Third, we need to consider that it is not only important to complete these projects, it is also very important to make sure that they get sold. If we look at the demand for housing today, it is the most robust when it comes to the affordable and mid-market segment. If we target money at this particular segment, we have the maximum impact. We help the maximum number of home buyers and we also have a ready market to absorb these homes.

All in all, it is a very well thought-out, very well-crafted proposition which has a very good chance of success.

1,600 housing projects with about 4.5 lakh housing units have been stalled due to a lack of funds. Of this, around 2 lakh are in the NCR, a lakh in Mumbai and the rest in smaller cities. What is the number of projects that you target for completion, post the infusion of funds from the AIF and any percentage number that you can share with us?
This is something which was mentioned by our Chairman also on television couple of days back that as a general proposition, it is about 90-120 days, pared in terms of closing a deal. However, we are acutely conscious of the time sensitivity of the issue and we would like to expedite the process and do it quicker.

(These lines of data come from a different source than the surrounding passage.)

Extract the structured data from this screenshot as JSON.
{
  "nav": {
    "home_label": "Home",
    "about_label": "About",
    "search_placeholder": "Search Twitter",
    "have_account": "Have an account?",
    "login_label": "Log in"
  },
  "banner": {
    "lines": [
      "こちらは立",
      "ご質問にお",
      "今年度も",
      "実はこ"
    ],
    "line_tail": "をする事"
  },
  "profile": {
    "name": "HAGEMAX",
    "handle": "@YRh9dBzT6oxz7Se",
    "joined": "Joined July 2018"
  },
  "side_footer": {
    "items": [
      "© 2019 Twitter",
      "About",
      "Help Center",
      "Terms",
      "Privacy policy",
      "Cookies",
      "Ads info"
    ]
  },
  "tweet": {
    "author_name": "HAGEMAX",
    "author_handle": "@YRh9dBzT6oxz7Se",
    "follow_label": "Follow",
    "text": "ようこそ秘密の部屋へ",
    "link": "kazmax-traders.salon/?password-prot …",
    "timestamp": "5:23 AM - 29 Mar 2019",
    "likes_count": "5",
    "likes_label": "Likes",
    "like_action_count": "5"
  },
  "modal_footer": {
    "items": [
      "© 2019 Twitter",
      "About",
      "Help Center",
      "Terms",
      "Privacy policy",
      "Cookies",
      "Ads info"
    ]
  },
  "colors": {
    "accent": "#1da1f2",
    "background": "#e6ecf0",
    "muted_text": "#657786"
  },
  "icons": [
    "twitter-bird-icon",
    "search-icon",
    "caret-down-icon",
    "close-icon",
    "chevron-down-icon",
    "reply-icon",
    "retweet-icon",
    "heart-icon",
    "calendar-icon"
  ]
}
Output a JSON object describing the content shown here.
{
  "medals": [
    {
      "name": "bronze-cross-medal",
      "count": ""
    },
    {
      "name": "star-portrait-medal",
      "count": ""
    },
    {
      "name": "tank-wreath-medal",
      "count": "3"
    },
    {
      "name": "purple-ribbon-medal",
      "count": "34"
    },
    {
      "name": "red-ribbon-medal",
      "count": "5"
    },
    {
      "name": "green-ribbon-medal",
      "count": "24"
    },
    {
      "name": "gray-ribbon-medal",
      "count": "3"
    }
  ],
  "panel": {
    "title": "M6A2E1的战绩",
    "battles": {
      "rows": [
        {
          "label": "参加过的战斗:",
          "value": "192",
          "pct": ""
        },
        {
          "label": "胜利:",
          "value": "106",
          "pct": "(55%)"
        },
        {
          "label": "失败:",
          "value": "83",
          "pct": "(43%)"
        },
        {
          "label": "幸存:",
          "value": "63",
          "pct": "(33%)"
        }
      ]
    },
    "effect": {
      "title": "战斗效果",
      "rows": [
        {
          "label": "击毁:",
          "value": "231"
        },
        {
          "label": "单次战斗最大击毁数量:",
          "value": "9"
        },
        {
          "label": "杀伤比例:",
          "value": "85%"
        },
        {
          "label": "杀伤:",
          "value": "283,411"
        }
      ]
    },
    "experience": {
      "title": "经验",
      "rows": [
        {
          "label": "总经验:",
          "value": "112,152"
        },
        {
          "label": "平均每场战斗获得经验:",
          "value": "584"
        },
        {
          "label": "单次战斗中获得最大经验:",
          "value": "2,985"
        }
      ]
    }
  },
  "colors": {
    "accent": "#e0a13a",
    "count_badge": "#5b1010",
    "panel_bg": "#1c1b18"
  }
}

We also have done a fair bit of ground work in terms of surveying the market, doing our research and also identifying projects which are available in the market today to make an early start. We do believe that we can make a significant impact within this financial year and also make a start within the calendar year. We are quite sanguine that this fund is well positioned to make a quick impact and it should be a sizable because we are looking at the amount of funding which is required in terms of last-mile funding and if that is in the region of Rs 55,000-60,000 crore, a fund which is of Rs 25,000 crore is a very substantial proportion of that. The government has also made it clear that if more funding is required to address the balance market, that also would be made available in due course of time.